[제로베이스 데이터 취업 스쿨 15기] 5주차 (EDA: 2. Crime)

김지환·2023년 6월 9일

API folium google maps pandas python seaborn visualization

5주차: 5/29/2023 - 6/4/2023

Python module installation

pip

python module manager
pip list: list installed modules
pip install module_name: install the module
pip uninstall module_name: uninstall the module
Mac(M1)

# !pip list
get_ipython().system("pip list")

conda

conda list
conda install module_name
conda uninstall module_name
conda install -c channel_name module_name
- install the module in the specified channel
Windows, mac(intel)

Pandas pivot table

df = pd.read_excel("../data/02. sales-funnel.xlsx")
df.head()

Set index

# Set the name column as index
# pd.pivot_table(df, index="Name")
df.pivot_table(index="Name")

# Set multi-index
df.pivot_table(index=["Manager", "Rep"])

Set values

df.pivot_table(index=["Manager", "Rep"], values="Price")

# Sum the Price column
df.pivot_table(index=["Manager", "Rep"], values="Price", aggfunc=np.sum)

# Sum the Price column and count the entries
df.pivot_table(index=["Manager", "Rep"], values="Price", aggfunc=[np.sum, len])

Set columns

# Set the columns by product
df.pivot_table(index=["Manager", "Rep"], values="Price", columns="Product", aggfunc=np.sum)

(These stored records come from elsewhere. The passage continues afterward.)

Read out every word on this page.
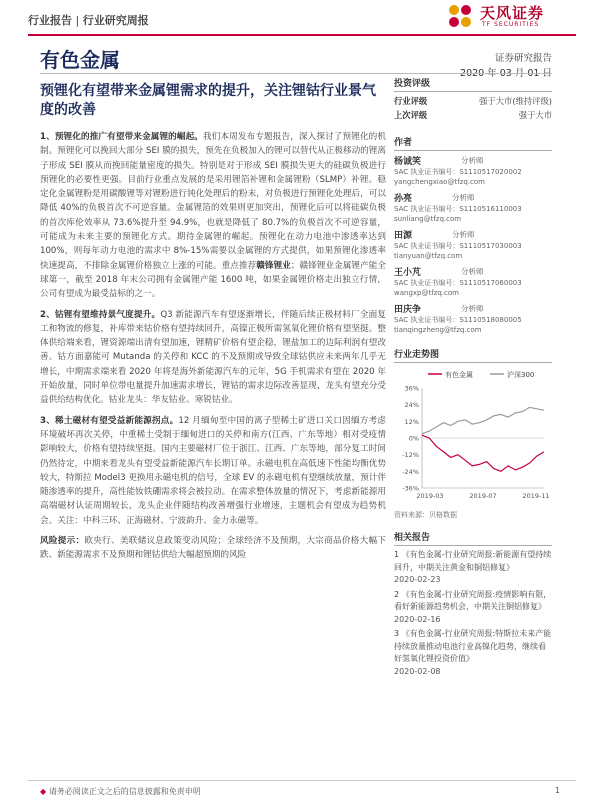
行业报告 | 行业研究周报	天风证券
TF SECURITIES
有色金属	证券研究报告
预锂化有望带来金属锂需求的提升，关注锂钴行业景气度的改善

1、预锂化的推广有望带来金属锂的崛起。我们本周发布专题报告，深入探讨了预锂化的机制。预锂化可以挽回大部分 SEI 膜的损失，预先在负极加入的锂可以替代从正极移动的锂离子形成 SEI 膜从而挽回能量密度的损失。特别是对于形成 SEI 膜损失更大的硅碳负极进行预锂化的必要性更强。目前行业重点发展的是采用锂箔补锂和金属锂粉（SLMP）补锂。稳定化金属锂粉是用碳酸锂等对锂粉进行钝化处理后的粉末，对负极进行预锂化处理后，可以降低 40%的负极首次不可逆容量。金属锂箔的效果则更加突出，预锂化后可以将硅碳负极的首次库伦效率从 73.6%提升至 94.9%，也就是降低了 80.7%的负极首次不可逆容量，可能成为未来主要的预锂化方式。期待金属锂的崛起。预锂化在动力电池中渗透率达到 100%，则每年动力电池的需求中 8%-15%需要以金属锂的方式提供，如果预锂化渗透率快速提高，不排除金属锂价格独立上涨的可能。重点推荐赣锋锂业；赣锋锂业金属锂产能全球第一，截至 2018 年末公司拥有金属锂产能 1600 吨，如果金属锂价格走出独立行情，公司有望成为最受益标的之一。

2、钴锂有望维持景气度提升。Q3 新能源汽车有望逐渐增长，伴随后续正极材料厂全面复工和物流的修复，补库带来钴价格有望持续回升，高镍正极所需氢氧化锂价格有望坚挺。整体供给端来看，锂资源端出清有望加速，锂精矿价格有望企稳，锂盐加工的边际利润有望改善。钴方面嘉能可 Mutanda 的关停和 KCC 的不及预期或导致全球钴供应未来两年几乎无增长，中期需求端来看 2020 年将是海外新能源汽车的元年，5G 手机需求有望在 2020 年开始放量，同时单位带电量提升加速需求增长，锂钴的需求边际改善显现，龙头有望充分受益供给结构优化。钴业龙头：华友钴业、寒锐钴业。

3、稀土磁材有望受益新能源拐点。12 月缅甸至中国的离子型稀土矿进口关口因缅方考虑环境破坏再次关停，中重稀土受制于缅甸进口的关停和南方(江西、广东等地）相对受疫情影响较大，价格有望持续坚挺。国内主要磁材厂位于浙江、江西、广东等地，部分复工时间仍然待定，中期来看龙头有望受益新能源汽车长期订单。永磁电机在高低速下性能均衡优势较大，特斯拉 Model3 更换用永磁电机的信号，全球 EV 的永磁电机有望继续放量，预计伴随渗透率的提升，高性能钕铁硼需求将会被拉动。在需求整体放量的情况下，考虑新能源用高端磁材认证周期较长，龙头企业伴随结构改善增强行业增速，主题机会有望成为趋势机会。关注：中科三环、正海磁材、宁波韵升、金力永磁等。

风险提示：欧央行、美联储议息政策变动风险；全球经济不及预期，大宗商品价格大幅下跌、新能源需求不及预期和锂钴供给大幅超预期的风险

投资评级
行业评级	强于大市(维持评级)
上次评级	强于大市
作者
杨诚笑	分析师
SAC 执业证书编号：S1110517020002
yangchengxiao@tfzq.com
孙亮	分析师
SAC 执业证书编号：S1110516110003
sunliang@tfzq.com
田源	分析师
SAC 执业证书编号：S1110517030003
tianyuan@tfzq.com
王小芃	分析师
SAC 执业证书编号：S1110517060003
wangxp@tfzq.com
田庆争	分析师
SAC 执业证书编号：S1110518080005
tianqingzheng@tfzq.com
行业走势图
有色金属	沪深300
36%
24%
12%
0%
-12%
-24%
-36%
2019-03	2019-07	2019-11
资料来源：贝格数据
相关报告
1 《有色金属-行业研究周报:新能源有望持续回升，中期关注黄金和铜铝修复》
2020-02-23
2 《有色金属-行业研究周报:疫情影响有限，看好新能源趋势机会，中期关注铜铝修复》
2020-02-16
3 《有色金属-行业研究周报:特斯拉未来产能持续放量推动电池行业高镍化趋势，继续看好氢氧化锂投资价值》
2020-02-08
◆ 请务必阅读正文之后的信息披露和免责申明	1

# Set nan values: fill_value
df.pivot_table(index=["Manager", "Rep"], values="Price", columns="Product", aggfunc=np.sum, fill_value=0)

# Set two values
df.pivot_table(index=["Manager", "Rep", "Product"], values=["Price", "Quantity"], aggfunc=np.sum, fill_value=0)

# aggfunc
df.pivot_table(
    index=["Manager", "Rep", "Product"],
    values=["Price", "Quantity"],
    aggfunc=[np.sum, np.mean],
    fill_value=0,
    margins=True  # Total
)

iterrows()
- Command for iterations suitable for Pandas
- Pandas dataframe is 2-D
- Using for loops makes it difficult to read the code
- Easier to use iterrows()
- Input index and content separately

Numpy basics

np.mean()

np.array([0.357143, 1.000000, 1.000000, 0.977118, 0.733773])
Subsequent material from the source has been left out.